Vertex cover outputs yes iff exists subset S of vertices of size <= k s.t. forall edges (u,v) in E, either u in S or v in S.
Write a reduction, notice that they are inverse problems in a sense: for solution S of vertices that covers all edges, then V - S is a solution for independent sets, since V - S cannot have any edges within in, otherwise S wouldn't have been a solution to vertex cover.
Prove that Clique is NPC
Clique is a set S subset of V, where all possible edges exist within S and S is of size >= k.
Notice that we can covert the problem by using the idea that a clique is exactly the opposite of an independent set. So we can just invert the edges of the graph and find a solution for Clique, and that is the solution for IS.
Subset-Sum reduces to 0-1 Knapsack
Instance converter:
Subset Sum
X = {x1, ..., xn}, t
0/1 Knapsack
values = {x1, ..., xn}
weights = {x1, ..., xn}
W = t
V = t
Travelling Salesman Problem (TSP) decision version says is there some tour of a given complete graph whose total weight is less than k?
Hamiltonian Cycle is can we find a path that visits every vertex exactly once? This reduces to TSP by converting a graph instance to a complete graph with weights 0 for existing edges and 1 for non existing, then solve TSP less than 1.

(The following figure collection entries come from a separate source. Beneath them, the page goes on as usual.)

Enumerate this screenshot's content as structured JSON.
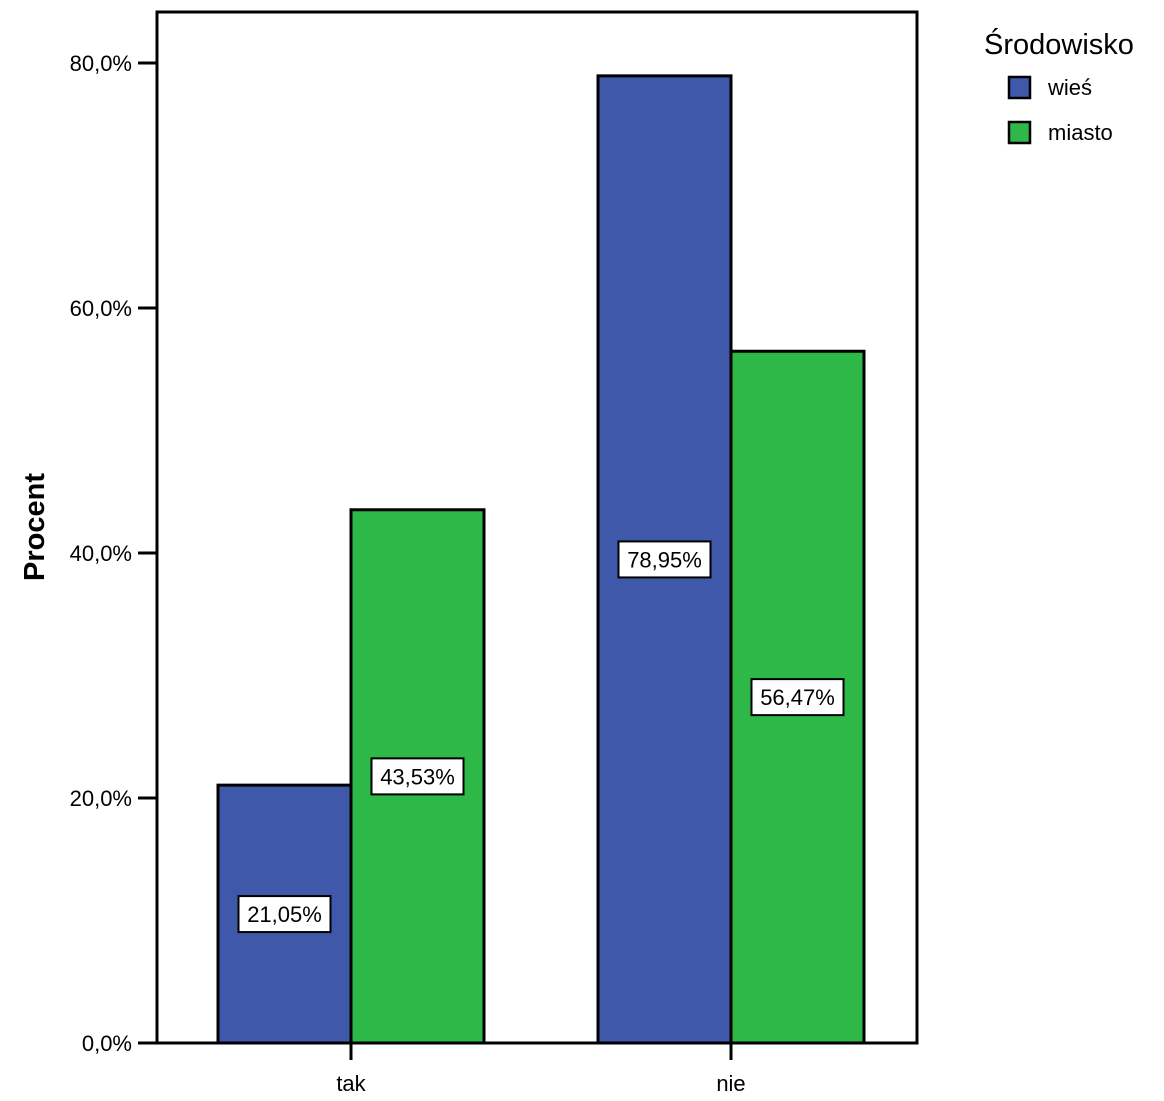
{
  "chart_data": {
    "type": "bar",
    "categories": [
      "tak",
      "nie"
    ],
    "series": [
      {
        "name": "wieś",
        "values": [
          21.05,
          78.95
        ],
        "labels": [
          "21,05%",
          "78,95%"
        ]
      },
      {
        "name": "miasto",
        "values": [
          43.53,
          56.47
        ],
        "labels": [
          "43,53%",
          "56,47%"
        ]
      }
    ],
    "ylabel": "Procent",
    "xlabel": "",
    "ylim": [
      0,
      85
    ],
    "yticks": [
      0,
      20,
      40,
      60,
      80
    ],
    "ytick_labels": [
      "0,0%",
      "20,0%",
      "40,0%",
      "60,0%",
      "80,0%"
    ],
    "legend": {
      "title": "Środowisko",
      "position": "top-right"
    },
    "colors": {
      "wieś": "#3f58aa",
      "miasto": "#2eb848"
    },
    "grid": false
  }
}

0/1 knapsack decision problem finds out whether there is some subset of items (with weight and value) that can fit in a constrained weight backpack, with total value over k.

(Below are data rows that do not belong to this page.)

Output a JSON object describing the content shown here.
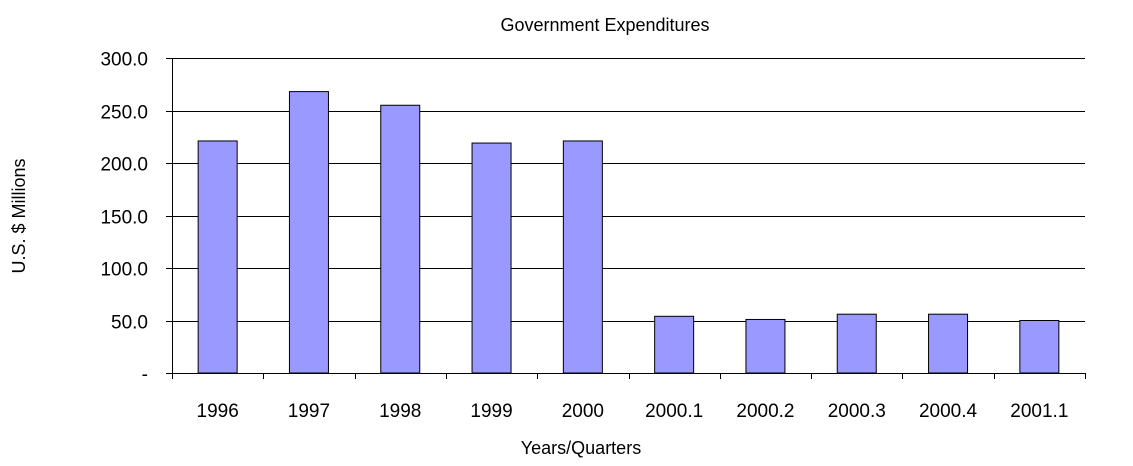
{
  "chart_data": {
    "type": "bar",
    "title": "Government Expenditures",
    "xlabel": "Years/Quarters",
    "ylabel": "U.S. $ Millions",
    "categories": [
      "1996",
      "1997",
      "1998",
      "1999",
      "2000",
      "2000.1",
      "2000.2",
      "2000.3",
      "2000.4",
      "2001.1"
    ],
    "values": [
      221,
      268,
      255,
      219,
      221,
      54,
      51,
      56,
      56,
      50
    ],
    "ylim": [
      0,
      300
    ],
    "yticks": [
      0,
      50,
      100,
      150,
      200,
      250,
      300
    ],
    "ytick_labels": [
      "-",
      "50.0",
      "100.0",
      "150.0",
      "200.0",
      "250.0",
      "300.0"
    ],
    "grid": true,
    "legend": "none",
    "colors": {
      "bar_fill": "#9999ff",
      "bar_stroke": "#000000",
      "gridline": "#000000"
    }
  }
}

Independent set is the same problem we saw before for linear graphs, but generalized to all graphs. Output yes iff there exists a subset S of V of size greater than k s.t. no pair of vertices in S have an edge.
Vertex Cover outputs yes if there is a subset S of V vertices of size > k, s.t. every edge has at least one end in S. This can be reduced easily to independent sets
NP-Complete is a set of uniquely difficult problems, but not the most difficult by any means, just uniquely interesting to study. There are more difficult (complex classes) of algorithms. At the top are ones that are undecidable, not solvable.
Consider the Halting problem: design an algorithm that determines if a given algorithm and input data halts (terminates). If a program will get stuck in an infinite loop, it does not halt.
But this is undecidable. Consider a halting algorithm that exists. Then consider an algorithm that takes an algorithm as input (think compilers and this is reasonable). Then let H be our halting algorithm. If we design a self-referential algorithm:
if H(x, x) == yes: while true {}
else halt
Then the result of this program is a contradiction and here's why. Assume HSelf halts. Then HSelf(HSelf)
should halt. But applying the halting program H, H(HSelf, HSelf)
returns true. But then HSelf would enter an infinite loop by definition. The contradiction here is that if HSelf with this input is non-halting, even though we assumed it were halting. The logical conclusion of this statement is, HSelf halts implies HSelf doesn't halt
which is a contradiciton.
Looking at the other case, assume HSelf doesn't halt. Then HSelf(HSelf)
calls H(HSelf, HSelf)
which returns false. HSelf
's implementation causes it to halt. The logical statement derived here is HSelf doesn't halt implies HSelf halts
. This statemnt is a contradiciton.
Since both cases are contradictions, we can conclude that there cannot exist a halting algorithm.
This was proven using a paradox. If x, then not x style of logic. The idea is that we assume an algorithm for a problem exists, and show that if this were true, then for some input, every case reduces to a contradiction, allowing us to conclude that such an algorithm could never exist.
We can use reduction techniques from the last chapter to show other problems are undecidable. Show that we can phrase some undecidable problem in terms of some other problem (as a specific input or case of the problem), and this proves that this other algorithm must also be undecidable.